An article in Education World, titled Journal Writing Everyday: Teachers Say it Really Works! reminded me of my days in grade school. I too journaled everyday for the first few minutes of language arts class. I even remember my teacher saying, "If you don't have anything to write, just write 'I don't have anything to write' until something comes to mind." As a former language arts teacher, I didn't have my students journal daily. However, I did have them participate in free writing exercises or brainstorming sessions fairly regularly depending on assignment. Do you think that journal writing is a valuable tool to use in the classroom? What are some of the pros and cons of this activity for struggling writers?
I enjoyed reading the article on journal writing. It covered many of my opinions on using journal writing as a tool for student expression and classroom management.
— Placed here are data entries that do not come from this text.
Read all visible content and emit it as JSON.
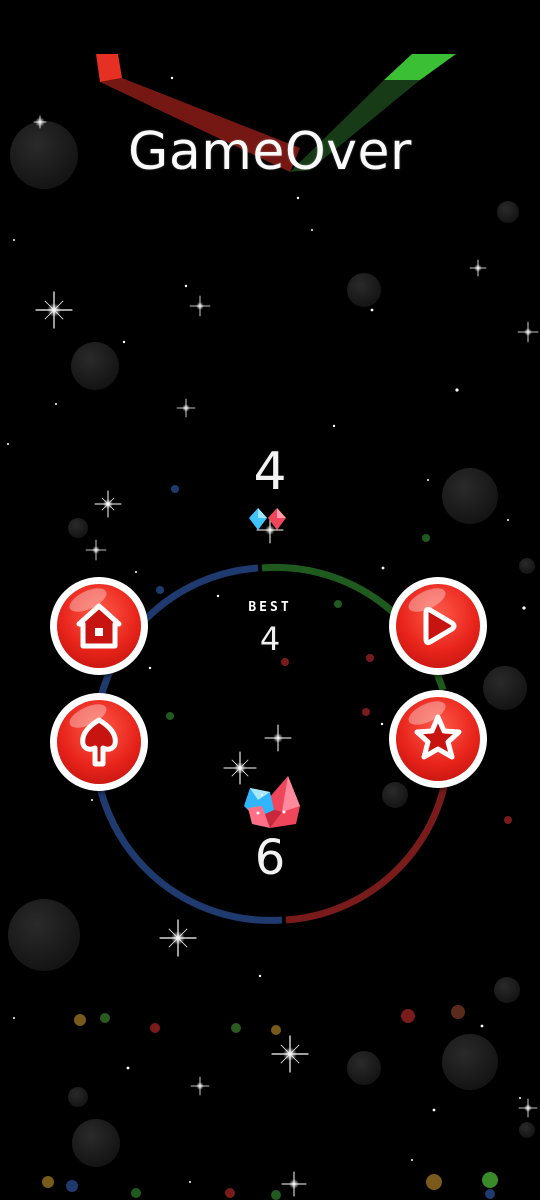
{
  "game": {
    "title": "GameOver",
    "score": "4",
    "best_label": "BEST",
    "best_value": "4",
    "gems": "6"
  },
  "buttons": {
    "home": "home-icon",
    "play": "play-icon",
    "upgrade": "upgrade-arrow-icon",
    "rate": "star-icon"
  },
  "colors": {
    "background": "#000000",
    "button_red": "#e8241b",
    "ring_blue": "#1e3a6e",
    "ring_green": "#1f5a1f",
    "ring_red": "#7a1b1b",
    "bar_red": "#e53023",
    "bar_green": "#3bbf35"
  }
}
As a high school English teacher, I used journal writing in many of my classes. It was a way for students to respond to homework assignments, free write on topics of interest, share thoughts about their daily lives, and so much more.
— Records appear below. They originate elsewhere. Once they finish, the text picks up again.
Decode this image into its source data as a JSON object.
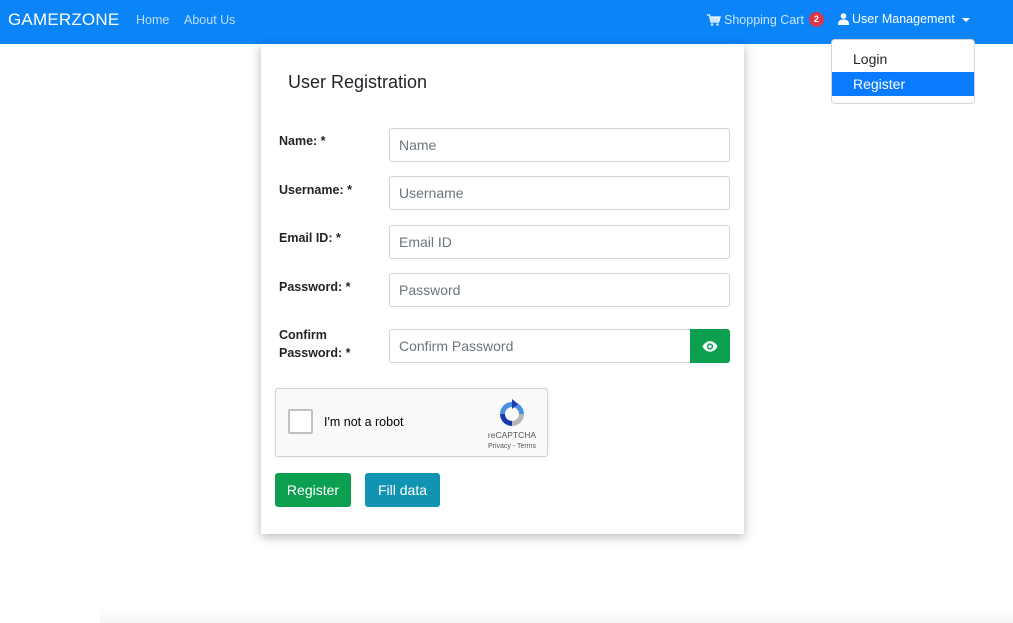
{
  "navbar": {
    "brand": "GAMERZONE",
    "links": [
      "Home",
      "About Us"
    ],
    "cart_label": "Shopping Cart",
    "cart_count": "2",
    "user_menu_label": "User Management",
    "color": "#0a84f7"
  },
  "dropdown": {
    "items": [
      "Login",
      "Register"
    ],
    "active": "Register"
  },
  "form": {
    "title": "User Registration",
    "fields": [
      {
        "label": "Name: *",
        "placeholder": "Name"
      },
      {
        "label": "Username: *",
        "placeholder": "Username"
      },
      {
        "label": "Email ID: *",
        "placeholder": "Email ID"
      },
      {
        "label": "Password: *",
        "placeholder": "Password"
      },
      {
        "label_line1": "Confirm",
        "label_line2": "Password: *",
        "placeholder": "Confirm Password"
      }
    ],
    "toggle_visibility_icon": "eye-icon",
    "captcha": {
      "checkbox_text": "I'm not a robot",
      "brand": "reCAPTCHA",
      "links": "Privacy - Terms"
    },
    "buttons": {
      "register": "Register",
      "fill": "Fill data"
    },
    "colors": {
      "success": "#0b9f4f",
      "info": "#1194b2"
    }
  }
}
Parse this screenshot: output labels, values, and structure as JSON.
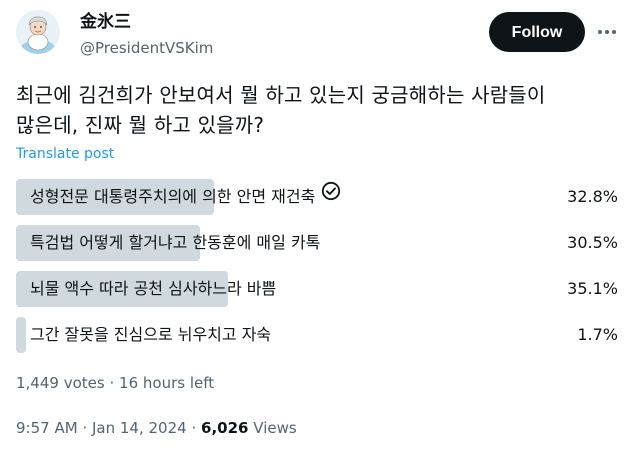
{
  "author": {
    "display_name": "金氷三",
    "handle": "@PresidentVSKim"
  },
  "actions": {
    "follow_label": "Follow",
    "more_icon": "more-horizontal-icon"
  },
  "post": {
    "text_line1": "최근에 김건희가 안보여서 뭘 하고 있는지 궁금해하는 사람들이",
    "text_line2": "많은데, 진짜 뭘 하고 있을까?",
    "translate_label": "Translate post"
  },
  "poll": {
    "bar_color": "#cfd9de",
    "options": [
      {
        "label": "성형전문 대통령주치의에 의한 안면 재건축",
        "percent_label": "32.8%",
        "percent": 32.8,
        "winner": true
      },
      {
        "label": "특검법 어떻게 할거냐고 한동훈에 매일 카톡",
        "percent_label": "30.5%",
        "percent": 30.5,
        "winner": false
      },
      {
        "label": "뇌물 액수 따라 공천 심사하느라 바쁨",
        "percent_label": "35.1%",
        "percent": 35.1,
        "winner": false
      },
      {
        "label": "그간 잘못을 진심으로 뉘우치고 자숙",
        "percent_label": "1.7%",
        "percent": 1.7,
        "winner": false
      }
    ],
    "votes": "1,449 votes",
    "separator": "·",
    "time_left": "16 hours left"
  },
  "meta": {
    "time": "9:57 AM",
    "separator": "·",
    "date": "Jan 14, 2024",
    "views_count": "6,026",
    "views_label": "Views"
  }
}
I learned as much about my students from reading their journals as I did from observing and communicating with them during the class periods. They appreciated the time I took to read their ideas and respond to them individually. I sometimes corrected their spelling and/or grammatical errors or made suggestions on ways they could improve their writing.
The journal writing counted a small percentage of each student's final grade for each grading period. However, the journals had a point value as opposed to a letter grade. I provided a rubric for the students to know how their journals were scored. If they completed all the journal entries, then they received the maximum number of points, and this could really help the grades of those who were struggling with other assignments.
An interesting variation on journal writing is to have each student start an entry on any subject and write for a short amount of time. The next day the students exchange their writing from the previous day, and someone else adds to their entry. This process can be repeated for a week if desired. It's interesting to see the responses students share with their peers. It adds variety to the writing exercise, increases student responsibility for the thoughts they share, and offers a comfortable environment for students to write collaboratively.
Since a letter grade was never associated with this activity, struggling writers did their best and received equal points for equal effort!
I encourage teachers in all disciplines to consider using journal writing as a classroom tool. It's not just an activity for language arts teachers. Writing on a variety of subjects helps students develop their writing skills, enhances their ability to think, and teaches them how to organize and express their ideas using written communication.
Hi Lynne Hoffman,
I've used journal writing as a teacher and as an Adult Literacy Tutor. I think it helped the students because it gave them more practice writing. I have two resource books I use for journal writing. They are Oodles of JOURNAL IDEAS (PCI Educational Publishing,1997) and ELP ESSENTIAL LEARNING PRODUCTS Teacher-Tested Ideas for WRITING From Teaching K-8 (2002).